У людей основательных, крепко устроенных, казалось бы, и душа должна обосноваться в легких, удивлять широтой порыва, внутренней дерзостью. Но душа у них ютится где-то в почках и редко путешествует. Есть хорошая быстрота любознательности, которая все осмотрит и выберет место, пригодное для жилья. У большинства людей это внутреннее позволение есть, но одна только лень мешает что-то выбирать в нематериальных пространствах, что-то исследовать; сознание вскоре приучается осекаться, соскакивать с темы, — и уже первый пролет лестницы достаточно запылен, чтобы сразу заметить чужие следы и взвести дробовик, а раз посетители так заметны, то и нам незачем тут прохаживаться. В коморку! В родную коморку! В утробные апартаменты неверия и зажатости…

С другой стороны, вдруг мой родственник хотел чего-то восхитительно другого и только потому не позволял себе лишнего воздуха и ограничивал себя в пространстве?

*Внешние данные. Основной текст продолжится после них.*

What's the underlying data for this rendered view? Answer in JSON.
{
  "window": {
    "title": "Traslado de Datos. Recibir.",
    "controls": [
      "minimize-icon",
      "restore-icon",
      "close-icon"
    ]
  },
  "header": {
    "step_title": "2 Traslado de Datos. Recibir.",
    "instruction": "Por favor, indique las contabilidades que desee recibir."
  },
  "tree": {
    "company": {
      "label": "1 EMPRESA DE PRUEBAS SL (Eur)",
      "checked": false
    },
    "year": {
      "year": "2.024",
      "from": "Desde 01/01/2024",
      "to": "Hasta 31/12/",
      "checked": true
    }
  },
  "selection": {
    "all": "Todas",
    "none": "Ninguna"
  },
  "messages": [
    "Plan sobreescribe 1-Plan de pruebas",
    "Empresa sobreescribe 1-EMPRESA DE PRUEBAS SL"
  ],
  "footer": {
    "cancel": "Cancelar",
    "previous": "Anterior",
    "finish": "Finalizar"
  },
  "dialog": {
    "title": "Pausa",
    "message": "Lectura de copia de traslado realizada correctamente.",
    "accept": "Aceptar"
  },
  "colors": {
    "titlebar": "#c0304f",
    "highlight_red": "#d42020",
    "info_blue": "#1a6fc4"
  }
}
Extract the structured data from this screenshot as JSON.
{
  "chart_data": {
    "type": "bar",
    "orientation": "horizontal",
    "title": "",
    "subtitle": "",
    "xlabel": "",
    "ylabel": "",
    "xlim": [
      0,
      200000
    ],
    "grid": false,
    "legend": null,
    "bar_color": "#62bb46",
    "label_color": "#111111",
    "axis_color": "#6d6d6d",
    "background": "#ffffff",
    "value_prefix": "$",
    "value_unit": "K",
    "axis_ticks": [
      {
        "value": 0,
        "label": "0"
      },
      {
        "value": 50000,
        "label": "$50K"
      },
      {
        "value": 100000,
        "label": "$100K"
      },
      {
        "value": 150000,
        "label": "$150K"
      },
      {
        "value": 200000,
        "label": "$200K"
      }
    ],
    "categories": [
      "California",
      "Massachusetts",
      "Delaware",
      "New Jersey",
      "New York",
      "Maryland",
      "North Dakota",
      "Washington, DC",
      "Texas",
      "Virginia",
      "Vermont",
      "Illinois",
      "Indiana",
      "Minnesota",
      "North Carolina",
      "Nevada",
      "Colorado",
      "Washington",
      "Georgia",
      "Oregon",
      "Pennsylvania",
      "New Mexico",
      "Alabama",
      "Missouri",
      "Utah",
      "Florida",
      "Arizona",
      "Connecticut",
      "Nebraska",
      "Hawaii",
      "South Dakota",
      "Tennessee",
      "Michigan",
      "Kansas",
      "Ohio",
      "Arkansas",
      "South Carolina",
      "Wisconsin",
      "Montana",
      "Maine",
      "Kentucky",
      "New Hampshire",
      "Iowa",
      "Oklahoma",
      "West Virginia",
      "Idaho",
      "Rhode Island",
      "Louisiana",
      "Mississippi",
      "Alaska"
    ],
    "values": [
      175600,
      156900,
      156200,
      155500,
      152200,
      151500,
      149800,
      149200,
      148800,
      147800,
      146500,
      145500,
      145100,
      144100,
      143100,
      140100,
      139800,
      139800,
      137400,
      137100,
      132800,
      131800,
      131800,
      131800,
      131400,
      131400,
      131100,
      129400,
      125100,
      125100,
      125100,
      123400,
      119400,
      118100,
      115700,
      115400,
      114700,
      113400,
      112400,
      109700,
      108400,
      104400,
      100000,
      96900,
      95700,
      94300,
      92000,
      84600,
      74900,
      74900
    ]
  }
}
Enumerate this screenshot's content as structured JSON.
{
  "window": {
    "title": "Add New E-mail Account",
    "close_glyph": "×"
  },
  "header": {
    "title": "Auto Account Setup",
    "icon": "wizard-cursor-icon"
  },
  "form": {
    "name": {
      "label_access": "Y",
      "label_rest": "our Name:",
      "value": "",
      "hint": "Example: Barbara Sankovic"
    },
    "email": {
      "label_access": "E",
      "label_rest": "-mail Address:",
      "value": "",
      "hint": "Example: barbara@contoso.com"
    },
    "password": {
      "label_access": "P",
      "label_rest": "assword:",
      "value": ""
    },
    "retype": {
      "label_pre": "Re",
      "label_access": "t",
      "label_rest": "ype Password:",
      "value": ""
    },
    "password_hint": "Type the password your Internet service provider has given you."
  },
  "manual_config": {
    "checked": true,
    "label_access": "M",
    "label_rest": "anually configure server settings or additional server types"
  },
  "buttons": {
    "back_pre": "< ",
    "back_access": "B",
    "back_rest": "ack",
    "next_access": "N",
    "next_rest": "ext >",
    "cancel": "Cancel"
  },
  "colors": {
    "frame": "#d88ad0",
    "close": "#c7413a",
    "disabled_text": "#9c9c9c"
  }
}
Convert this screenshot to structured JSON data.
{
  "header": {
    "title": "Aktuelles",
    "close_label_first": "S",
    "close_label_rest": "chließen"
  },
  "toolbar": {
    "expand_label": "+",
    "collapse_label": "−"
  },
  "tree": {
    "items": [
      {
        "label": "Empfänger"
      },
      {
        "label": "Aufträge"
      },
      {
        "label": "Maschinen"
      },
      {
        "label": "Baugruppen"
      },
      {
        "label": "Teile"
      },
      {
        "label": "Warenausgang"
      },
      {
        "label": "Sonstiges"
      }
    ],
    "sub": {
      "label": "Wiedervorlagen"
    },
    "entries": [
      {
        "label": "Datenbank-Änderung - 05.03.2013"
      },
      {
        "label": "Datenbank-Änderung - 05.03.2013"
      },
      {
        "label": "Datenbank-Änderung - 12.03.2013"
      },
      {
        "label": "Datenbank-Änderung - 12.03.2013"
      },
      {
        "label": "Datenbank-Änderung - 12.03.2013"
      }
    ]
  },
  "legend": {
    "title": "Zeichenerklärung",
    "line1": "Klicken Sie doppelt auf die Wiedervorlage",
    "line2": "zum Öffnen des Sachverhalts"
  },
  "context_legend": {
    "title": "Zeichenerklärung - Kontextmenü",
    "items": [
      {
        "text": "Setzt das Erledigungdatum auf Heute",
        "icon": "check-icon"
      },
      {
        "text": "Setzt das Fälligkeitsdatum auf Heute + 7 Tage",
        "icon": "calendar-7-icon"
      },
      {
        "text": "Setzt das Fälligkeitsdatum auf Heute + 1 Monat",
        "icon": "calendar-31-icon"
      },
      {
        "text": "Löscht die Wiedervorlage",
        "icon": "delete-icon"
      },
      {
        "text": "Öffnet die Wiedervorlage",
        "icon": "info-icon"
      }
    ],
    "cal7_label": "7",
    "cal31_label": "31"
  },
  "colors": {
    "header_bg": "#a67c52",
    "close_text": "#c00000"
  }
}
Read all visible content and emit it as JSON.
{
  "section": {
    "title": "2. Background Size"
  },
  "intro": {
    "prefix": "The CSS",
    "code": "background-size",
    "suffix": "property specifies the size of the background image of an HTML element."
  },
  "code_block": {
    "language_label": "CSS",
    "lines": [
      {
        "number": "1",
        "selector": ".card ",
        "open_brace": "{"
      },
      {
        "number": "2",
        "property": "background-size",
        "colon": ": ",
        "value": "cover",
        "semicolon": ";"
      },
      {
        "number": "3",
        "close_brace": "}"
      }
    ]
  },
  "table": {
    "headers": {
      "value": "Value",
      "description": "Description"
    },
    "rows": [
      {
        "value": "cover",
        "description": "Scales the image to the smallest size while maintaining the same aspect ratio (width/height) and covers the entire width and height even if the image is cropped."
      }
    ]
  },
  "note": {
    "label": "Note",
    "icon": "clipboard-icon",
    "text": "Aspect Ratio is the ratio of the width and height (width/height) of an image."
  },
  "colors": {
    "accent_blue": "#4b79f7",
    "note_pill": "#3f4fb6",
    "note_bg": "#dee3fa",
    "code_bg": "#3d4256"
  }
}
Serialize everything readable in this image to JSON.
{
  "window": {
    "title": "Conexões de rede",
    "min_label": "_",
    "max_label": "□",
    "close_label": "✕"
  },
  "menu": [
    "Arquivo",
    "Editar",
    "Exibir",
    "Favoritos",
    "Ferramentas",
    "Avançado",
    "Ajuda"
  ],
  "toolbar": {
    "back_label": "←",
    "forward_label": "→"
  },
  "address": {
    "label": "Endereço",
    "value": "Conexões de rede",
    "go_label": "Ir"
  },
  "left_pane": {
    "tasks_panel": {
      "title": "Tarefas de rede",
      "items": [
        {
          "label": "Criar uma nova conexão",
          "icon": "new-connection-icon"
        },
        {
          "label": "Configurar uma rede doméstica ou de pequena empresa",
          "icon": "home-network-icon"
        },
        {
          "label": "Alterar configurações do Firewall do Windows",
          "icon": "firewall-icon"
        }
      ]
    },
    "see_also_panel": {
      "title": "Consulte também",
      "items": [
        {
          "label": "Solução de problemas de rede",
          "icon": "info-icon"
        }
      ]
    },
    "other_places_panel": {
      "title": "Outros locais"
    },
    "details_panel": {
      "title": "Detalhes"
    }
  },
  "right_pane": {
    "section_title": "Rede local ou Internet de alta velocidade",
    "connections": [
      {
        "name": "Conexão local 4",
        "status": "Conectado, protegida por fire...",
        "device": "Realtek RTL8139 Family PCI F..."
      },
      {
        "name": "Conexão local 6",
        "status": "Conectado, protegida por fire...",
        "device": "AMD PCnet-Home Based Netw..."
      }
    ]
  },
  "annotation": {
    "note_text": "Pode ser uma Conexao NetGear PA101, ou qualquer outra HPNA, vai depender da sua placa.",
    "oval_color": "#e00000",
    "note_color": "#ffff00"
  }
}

Его потомок — физиогномически с ним сходный, это линия моих родственников с бровастыми, длинными и впалыми с боков лицами — без какого-либо взгляда (есть пугливые чувствительные глаза, но нет взгляда) — моя троюродная сестра, звали которую темно и безродно — Авдотьей ли, Прасковьей? — при всей своей опасной для родственника прелести напомнила мне фотографию деда именно тем, что, оказавшись у нас в гостях, единственный, как помнится, раз, вот так без взгляда сидела безучастно, бесчувственна к застолью за нашим раскладным столом, без раздумья отказываясь, как от пытки, и от пышных мантов — (тесто было почти прозрачным, отчего они походили на треугольных медуз, объевшихся мидиями), и даже от тарелочки приправленной сметаной редиски, и — предложения услужливо потакали чужой скромности — от бутерброда с двумя шпротами. Она ни к чему не притронулась. Ее мама — по-родственному фривольная в своей болтовне — не обращала на это никакого внимания, а субтильная Дарья, бледная и нежная, как самая младшая и умненькая козочка из сказки про съеденных козлят, как выяснилось потом, дожидалась только разрешительного пуска, чтобы сорваться к своим отборным радостям. Это были либо любимые лошади, которых она опекала на местном ипподроме, либо история с объезжавшим лошадей джигитом, либо любое молоко рассвета в решительном путешествии ради освобождения пленных животных или закрытия кислотного заводика. Все, что я потом слышал о ней, одинаково восхищало, и потом уже на отсутствие простого воспитания, на ее собственное отсутствие там, где ей было нехорошо, обижаться не хотелось.

Что бы было, если бы из-за преграды, из-за готического дыма ко мне вышла моя Юлия и застала бы меня таким же безучастным? — Я видел себя нестриженным, с опущенными плечами, только и способным, что связать пару рифмованных слов. Ее облик все еще был достижим, все еще возникал в любом ракурсе и обладал воспитательной силой. Явления Юлии настоятельно требовали моего улучшения. В момент порочной беспечности, готовый со скуки совершить ошибку, я стал видеть Юлию, стал чувствовать ее прикосновения ко мне, и это почти уже физиологическое вмешательство требовало от меня ответной обдуманности. Ее взыскательный образ все еще был признаком правильного мира.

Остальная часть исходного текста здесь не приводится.